Ratna pun duduk di sofa yang ada diruang tamu. July meletakkan tas berisi pakaian didekat sofa.
"Hanum akan telfon ayah" ucap Hanum.
"Tidak usah"
"Ayah harus tau kalau ibu sudah pulang"
"Tidak perlu Hanum" Seraya memegang lengan Hanum.
Hanum pun berhenti menekan tombol panggilan.
"Yaudah kalau ibu gak mau"
"Tante lebih baik istirahat didalam kamar aja" suruh July.
"Ah gapapa July, Tante lagi pengen disini" ucap Ratna.
Tak lama kemudian Mario pulang, ia melihat istrinya yang tengah duduk di sofa bersama putrinya. Mario menghampiri Ratna.
"Kamu sudah pulih?" Tanya Mario.
"Seperti yang kamu lihat" jawab Ratna.
Mario duduk di sofa dan memeluk istrinya.
"Syukurlah kalau kamu baik baik aja Ratna, aku sangat khawatir" ucap Mario.
Ratna segera melepas pelukan Mario, jujur saja ia merasa risih.
"Buat apa khawatir? Bukannya kamu senang kalau aku sekarat?" Tanya Ratna.
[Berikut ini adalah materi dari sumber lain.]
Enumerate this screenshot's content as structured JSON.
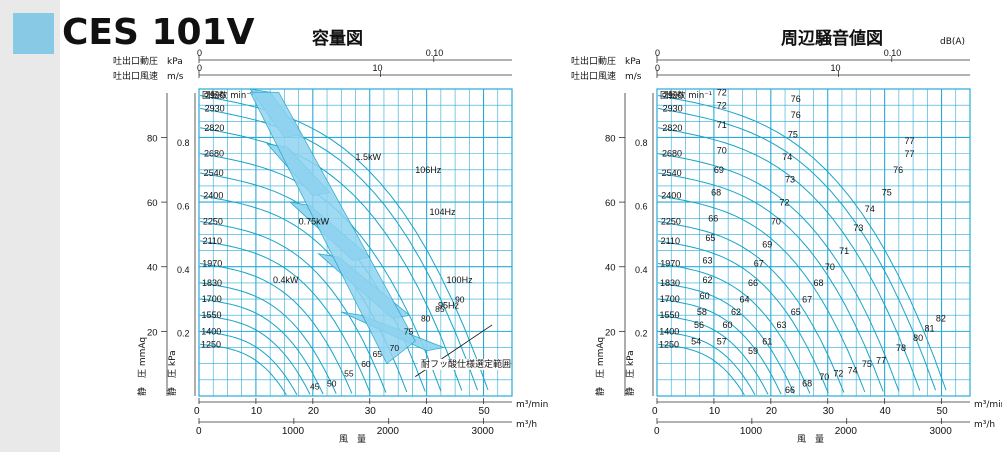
{
  "header": {
    "model": "CES 101V",
    "chart1_title": "容量図",
    "chart2_title": "周辺騒音値図",
    "chart2_unit": "dB(A)"
  },
  "colors": {
    "accent": "#88c9e6",
    "grid": "#2aa9d6",
    "band": "#8fd3f0",
    "curve": "#1aa3c8",
    "sidebar": "#e9e9e9"
  },
  "chart_data": [
    {
      "type": "line",
      "title": "容量図",
      "x_unit_top": "m³/min",
      "x_unit_bottom": "m³/h",
      "xlabel": "風　量",
      "ylabel_left": "静　圧 mmAq",
      "ylabel_right": "静　圧 kPa",
      "top_axes": [
        {
          "label": "吐出口動圧　kPa",
          "ticks": [
            "0",
            "0.10"
          ]
        },
        {
          "label": "吐出口風速　m/s",
          "ticks": [
            "0",
            "10"
          ]
        }
      ],
      "xlim": [
        0,
        55
      ],
      "ylim": [
        0,
        95
      ],
      "x_ticks": [
        0,
        10,
        20,
        30,
        40,
        50
      ],
      "x2_ticks": [
        "0",
        "1000",
        "2000",
        "3000"
      ],
      "y_ticks_mmAq": [
        20,
        40,
        60,
        80
      ],
      "y_ticks_kPa": [
        "0.2",
        "0.4",
        "0.6",
        "0.8"
      ],
      "speed_label_title": "回転数 min⁻¹",
      "speeds": [
        {
          "rpm": "2990",
          "y": 93
        },
        {
          "rpm": "2930",
          "y": 89
        },
        {
          "rpm": "2820",
          "y": 83
        },
        {
          "rpm": "2680",
          "y": 75
        },
        {
          "rpm": "2540",
          "y": 69
        },
        {
          "rpm": "2400",
          "y": 62
        },
        {
          "rpm": "2250",
          "y": 54
        },
        {
          "rpm": "2110",
          "y": 48
        },
        {
          "rpm": "1970",
          "y": 41
        },
        {
          "rpm": "1830",
          "y": 35
        },
        {
          "rpm": "1700",
          "y": 30
        },
        {
          "rpm": "1550",
          "y": 25
        },
        {
          "rpm": "1400",
          "y": 20
        },
        {
          "rpm": "1250",
          "y": 16
        }
      ],
      "power_labels": [
        {
          "text": "1.5kW",
          "x": 27.5,
          "y": 73
        },
        {
          "text": "0.75kW",
          "x": 17.5,
          "y": 53
        },
        {
          "text": "0.4kW",
          "x": 13,
          "y": 35
        }
      ],
      "hz_labels": [
        {
          "text": "106Hz",
          "x": 38,
          "y": 69
        },
        {
          "text": "104Hz",
          "x": 40.5,
          "y": 56
        },
        {
          "text": "100Hz",
          "x": 43.5,
          "y": 35
        },
        {
          "text": "95Hz",
          "x": 42,
          "y": 27
        }
      ],
      "bottom_hz": [
        {
          "text": "45",
          "x": 19.5,
          "y": 2
        },
        {
          "text": "50",
          "x": 22.5,
          "y": 3
        },
        {
          "text": "55",
          "x": 25.5,
          "y": 6
        },
        {
          "text": "60",
          "x": 28.5,
          "y": 9
        },
        {
          "text": "65",
          "x": 30.5,
          "y": 12
        },
        {
          "text": "70",
          "x": 33.5,
          "y": 14
        },
        {
          "text": "75",
          "x": 36,
          "y": 19
        },
        {
          "text": "80",
          "x": 39,
          "y": 23
        },
        {
          "text": "85",
          "x": 41.5,
          "y": 26
        },
        {
          "text": "90",
          "x": 45,
          "y": 29
        }
      ],
      "note": "耐フッ酸仕様選定範囲"
    },
    {
      "type": "line",
      "title": "周辺騒音値図",
      "unit": "dB(A)",
      "x_unit_top": "m³/min",
      "x_unit_bottom": "m³/h",
      "xlabel": "風　量",
      "ylabel_left": "静　圧 mmAq",
      "ylabel_right": "静　圧 kPa",
      "top_axes": [
        {
          "label": "吐出口動圧　kPa",
          "ticks": [
            "0",
            "0.10"
          ]
        },
        {
          "label": "吐出口風速　m/s",
          "ticks": [
            "0",
            "10"
          ]
        }
      ],
      "xlim": [
        0,
        55
      ],
      "ylim": [
        0,
        95
      ],
      "x_ticks": [
        0,
        10,
        20,
        30,
        40,
        50
      ],
      "x2_ticks": [
        "0",
        "1000",
        "2000",
        "3000"
      ],
      "y_ticks_mmAq": [
        20,
        40,
        60,
        80
      ],
      "y_ticks_kPa": [
        "0.2",
        "0.4",
        "0.6",
        "0.8"
      ],
      "speed_label_title": "回転数 min⁻¹",
      "speeds": [
        {
          "rpm": "2990",
          "y": 93
        },
        {
          "rpm": "2930",
          "y": 89
        },
        {
          "rpm": "2820",
          "y": 83
        },
        {
          "rpm": "2680",
          "y": 75
        },
        {
          "rpm": "2540",
          "y": 69
        },
        {
          "rpm": "2400",
          "y": 62
        },
        {
          "rpm": "2250",
          "y": 54
        },
        {
          "rpm": "2110",
          "y": 48
        },
        {
          "rpm": "1970",
          "y": 41
        },
        {
          "rpm": "1830",
          "y": 35
        },
        {
          "rpm": "1700",
          "y": 30
        },
        {
          "rpm": "1550",
          "y": 25
        },
        {
          "rpm": "1400",
          "y": 20
        },
        {
          "rpm": "1250",
          "y": 16
        }
      ],
      "noise_labels": [
        {
          "text": "72",
          "x": 10.5,
          "y": 93
        },
        {
          "text": "72",
          "x": 10.5,
          "y": 89
        },
        {
          "text": "76",
          "x": 23.5,
          "y": 91
        },
        {
          "text": "76",
          "x": 23.5,
          "y": 86
        },
        {
          "text": "71",
          "x": 10.5,
          "y": 83
        },
        {
          "text": "75",
          "x": 23,
          "y": 80
        },
        {
          "text": "77",
          "x": 43.5,
          "y": 78
        },
        {
          "text": "77",
          "x": 43.5,
          "y": 74
        },
        {
          "text": "70",
          "x": 10.5,
          "y": 75
        },
        {
          "text": "74",
          "x": 22,
          "y": 73
        },
        {
          "text": "76",
          "x": 41.5,
          "y": 69
        },
        {
          "text": "69",
          "x": 10,
          "y": 69
        },
        {
          "text": "73",
          "x": 22.5,
          "y": 66
        },
        {
          "text": "75",
          "x": 39.5,
          "y": 62
        },
        {
          "text": "68",
          "x": 9.5,
          "y": 62
        },
        {
          "text": "72",
          "x": 21.5,
          "y": 59
        },
        {
          "text": "74",
          "x": 36.5,
          "y": 57
        },
        {
          "text": "66",
          "x": 9,
          "y": 54
        },
        {
          "text": "70",
          "x": 20,
          "y": 53
        },
        {
          "text": "73",
          "x": 34.5,
          "y": 51
        },
        {
          "text": "65",
          "x": 8.5,
          "y": 48
        },
        {
          "text": "69",
          "x": 18.5,
          "y": 46
        },
        {
          "text": "71",
          "x": 32,
          "y": 44
        },
        {
          "text": "63",
          "x": 8,
          "y": 41
        },
        {
          "text": "67",
          "x": 17,
          "y": 40
        },
        {
          "text": "70",
          "x": 29.5,
          "y": 39
        },
        {
          "text": "62",
          "x": 8,
          "y": 35
        },
        {
          "text": "66",
          "x": 16,
          "y": 34
        },
        {
          "text": "68",
          "x": 27.5,
          "y": 34
        },
        {
          "text": "60",
          "x": 7.5,
          "y": 30
        },
        {
          "text": "64",
          "x": 14.5,
          "y": 29
        },
        {
          "text": "67",
          "x": 25.5,
          "y": 29
        },
        {
          "text": "58",
          "x": 7,
          "y": 25
        },
        {
          "text": "62",
          "x": 13,
          "y": 25
        },
        {
          "text": "65",
          "x": 23.5,
          "y": 25
        },
        {
          "text": "56",
          "x": 6.5,
          "y": 21
        },
        {
          "text": "60",
          "x": 11.5,
          "y": 21
        },
        {
          "text": "63",
          "x": 21,
          "y": 21
        },
        {
          "text": "54",
          "x": 6,
          "y": 16
        },
        {
          "text": "57",
          "x": 10.5,
          "y": 16
        },
        {
          "text": "61",
          "x": 18.5,
          "y": 16
        },
        {
          "text": "59",
          "x": 16,
          "y": 13
        },
        {
          "text": "82",
          "x": 49,
          "y": 23
        },
        {
          "text": "81",
          "x": 47,
          "y": 20
        },
        {
          "text": "80",
          "x": 45,
          "y": 17
        },
        {
          "text": "78",
          "x": 42,
          "y": 14
        },
        {
          "text": "77",
          "x": 38.5,
          "y": 10
        },
        {
          "text": "75",
          "x": 36,
          "y": 9
        },
        {
          "text": "74",
          "x": 33.5,
          "y": 7
        },
        {
          "text": "72",
          "x": 31,
          "y": 6
        },
        {
          "text": "70",
          "x": 28.5,
          "y": 5
        },
        {
          "text": "68",
          "x": 25.5,
          "y": 3
        },
        {
          "text": "66",
          "x": 22.5,
          "y": 1
        }
      ]
    }
  ]
}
"Kamu ini bicara apa sih Ratna? Kamu mulai lagi? Kamu gak tau aku khawatir setengah mati sama kondisi mu kemarin?"
Ratna hanya diam, ia menatap suaminya dengan penuh kecurigaan. Ia tidak percaya dengan apa yang di katakan oleh Mario.
"Kenapa kamu natap aku begitu? Kamu gak percaya? Aku ini suami mu, suami mana yang gak peduli sama kondisi istrinya?"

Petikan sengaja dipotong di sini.